In the commercial market, the USD exchange rate at banks fluctuated in opposite directions. VietinBank listed it at 26,094 - 26,454 VND, a sharp increase of 204 VND for buying and 24 VND for selling.
Vietcombank decreased by 20 VND, to 26,050 - 26,440 VND. BIDV also decreased slightly by 9 VND, trading at 26,091 - 26,451 VND.
In the free market, the USD buying price reached 26,460 VND and selling price was 26,550 VND, an increase of 10 VND in the buying price, but a slight decrease in the selling price.
World USD exchange rate falls as money flows out of the greenback
In the international market, the Dollar Index (DXY) - a measure of the strength of the USD against a basket of six major currencies - decreased 0.16% to 98.87 points.
The dollar weakened as investors shifted money to safe havens like the Japanese yen and Swiss franc. Global economic uncertainty temporarily reduced demand for the greenback, while the euro rose slightly after the French government decided to postpone pension reform plans.
According to a Reuters survey in early October, the majority of foreign exchange experts predict that the USD will weaken in the next 3 to 12 months. The main reasons come from the growing US budget deficit and concerns about the independence of the Federal Reserve's (FED) policy.

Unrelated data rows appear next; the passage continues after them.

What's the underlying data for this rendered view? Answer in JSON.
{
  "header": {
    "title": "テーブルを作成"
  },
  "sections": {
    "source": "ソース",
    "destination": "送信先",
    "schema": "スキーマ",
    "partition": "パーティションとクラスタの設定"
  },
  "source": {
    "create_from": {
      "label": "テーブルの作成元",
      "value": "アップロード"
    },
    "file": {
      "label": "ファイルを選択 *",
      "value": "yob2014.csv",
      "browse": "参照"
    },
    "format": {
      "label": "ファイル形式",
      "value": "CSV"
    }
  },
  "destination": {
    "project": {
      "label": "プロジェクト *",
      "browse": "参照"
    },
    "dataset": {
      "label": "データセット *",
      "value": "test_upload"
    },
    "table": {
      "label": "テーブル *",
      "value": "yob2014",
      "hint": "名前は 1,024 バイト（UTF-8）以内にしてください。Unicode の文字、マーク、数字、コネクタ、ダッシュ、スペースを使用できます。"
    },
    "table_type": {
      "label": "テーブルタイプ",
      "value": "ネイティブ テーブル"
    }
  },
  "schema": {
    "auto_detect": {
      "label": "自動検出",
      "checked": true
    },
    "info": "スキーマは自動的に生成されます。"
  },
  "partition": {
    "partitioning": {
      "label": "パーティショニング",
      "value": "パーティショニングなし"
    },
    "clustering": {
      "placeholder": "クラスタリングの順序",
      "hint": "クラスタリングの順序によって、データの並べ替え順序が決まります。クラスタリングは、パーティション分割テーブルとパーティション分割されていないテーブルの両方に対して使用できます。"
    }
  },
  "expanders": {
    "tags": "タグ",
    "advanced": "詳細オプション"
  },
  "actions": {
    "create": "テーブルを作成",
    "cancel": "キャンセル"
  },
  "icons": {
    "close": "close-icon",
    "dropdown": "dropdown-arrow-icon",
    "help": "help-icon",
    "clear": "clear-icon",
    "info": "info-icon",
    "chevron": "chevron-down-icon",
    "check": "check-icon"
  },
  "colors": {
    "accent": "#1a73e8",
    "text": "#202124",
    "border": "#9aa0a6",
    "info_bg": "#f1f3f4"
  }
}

Mr. Colin Graham - Director of multi-asset strategy at Robeco (UK) said that the USD could gradually decrease over time, although there could still be short-term recoveries.
He said Robeco still maintains a short position in USD but will adjust flexibly depending on market developments. Overall, the USD exchange rate picture reflects the cautious sentiment of global investors in the face of economic instability, as capital flows temporarily leave the greenback to find safer havens.